Source More Zombie Ideas in Ecology
Wild experiments at the Oostvaardersplassen: rethinking environmentalism in the Anthropocene
Abstract
This paper draws together recent literatures on the geography of experiments and the potential of experimental modes of conducting science and politics. It examines their implications for environmentalism in the Anthropocene. We differentiate between two different conceptions of an experiment, contrasting the singular, modern scientific understanding of an experiment with recent appeals for deliberative public experiments. Developing the concept of wild experiments we identify three axes for critical enquiry.

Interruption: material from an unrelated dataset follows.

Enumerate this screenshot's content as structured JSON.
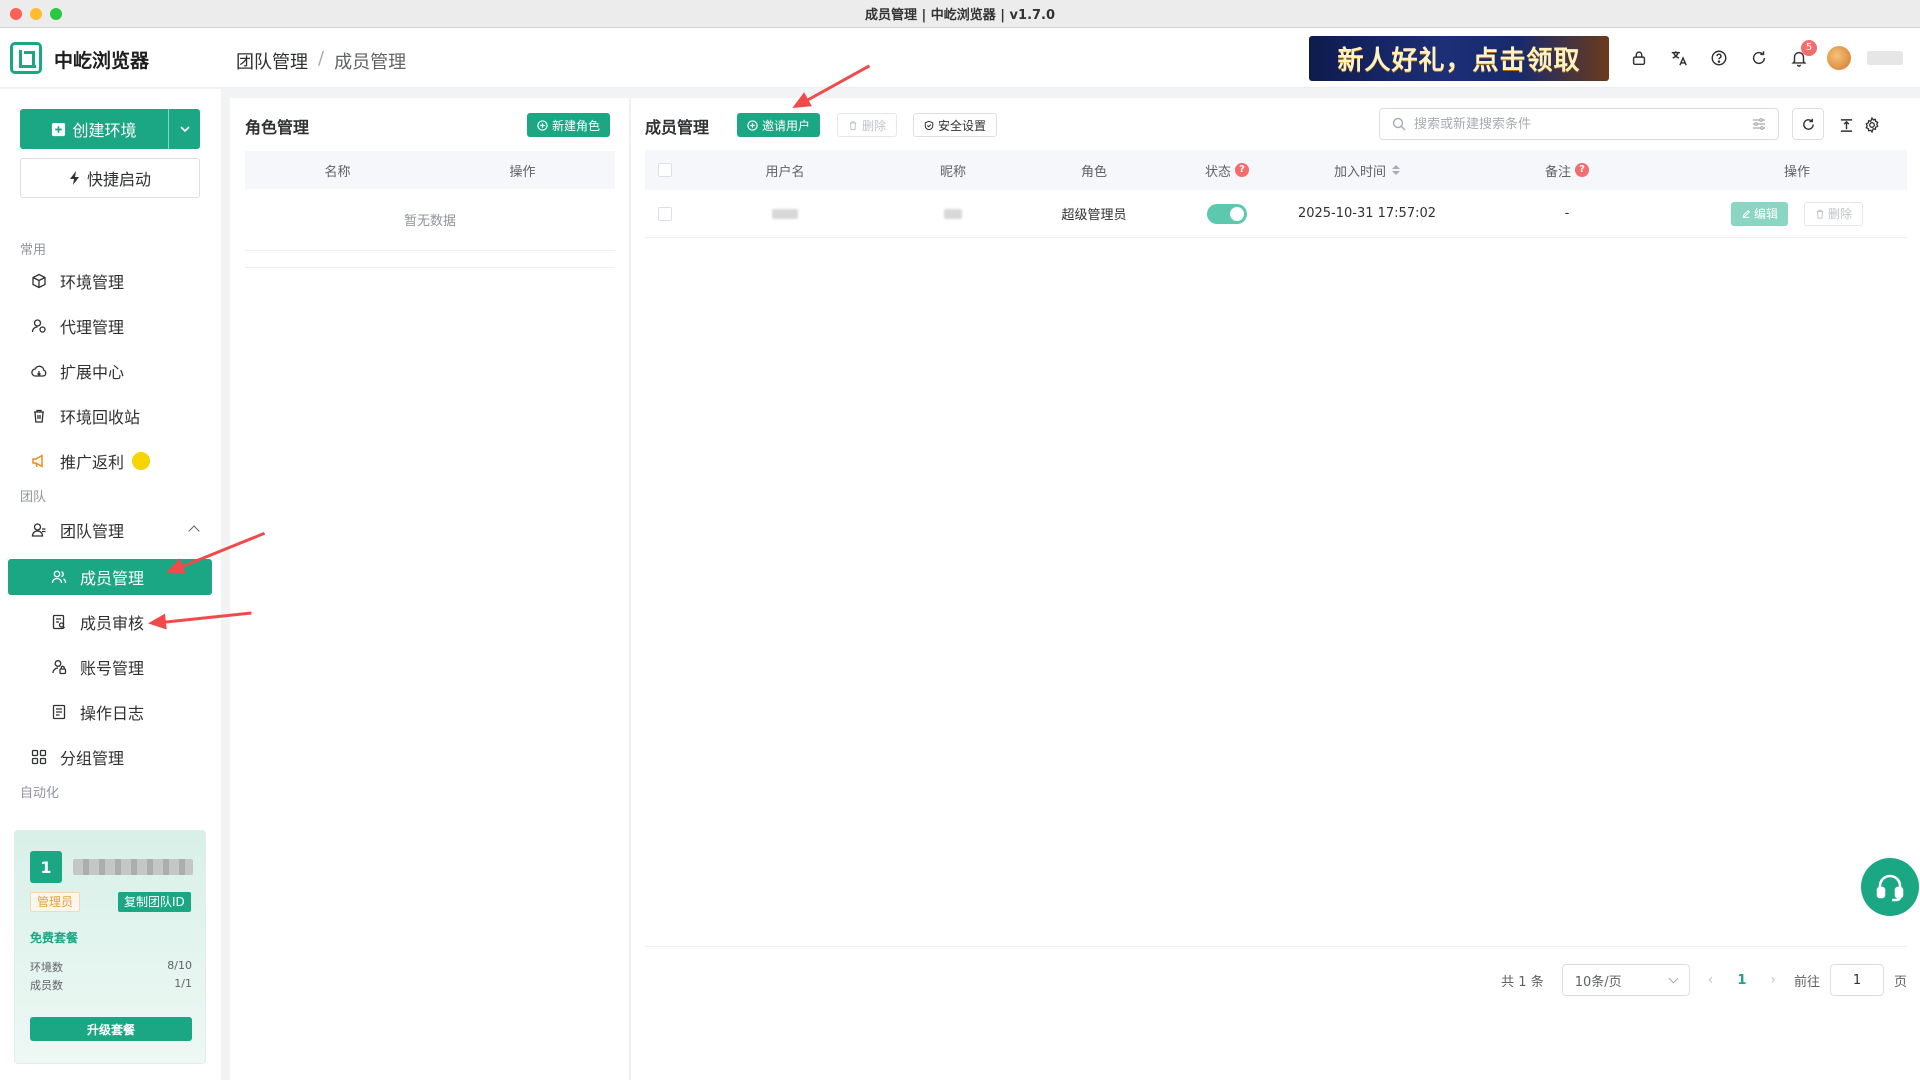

These relate to the status of the nonhuman world as found or made, the importance afforded order and surprise in the conduct of any experiment and the degree and means by which publics are included in decisionmaking. We then illustrate the potential of this framework through a case study investigation of nature conservation, critically examining efforts to rewild and de‐domesticate a polder landscape and its nonhuman inhabitants at the Oostvaardersplassen in the Netherlands. This is a flagship example of the wider enthusiasm for rewilding in nature conservation. In conclusion we reflect on wider significance and potential of these wild experiments for rethinking environmentalism in the Anthropocene.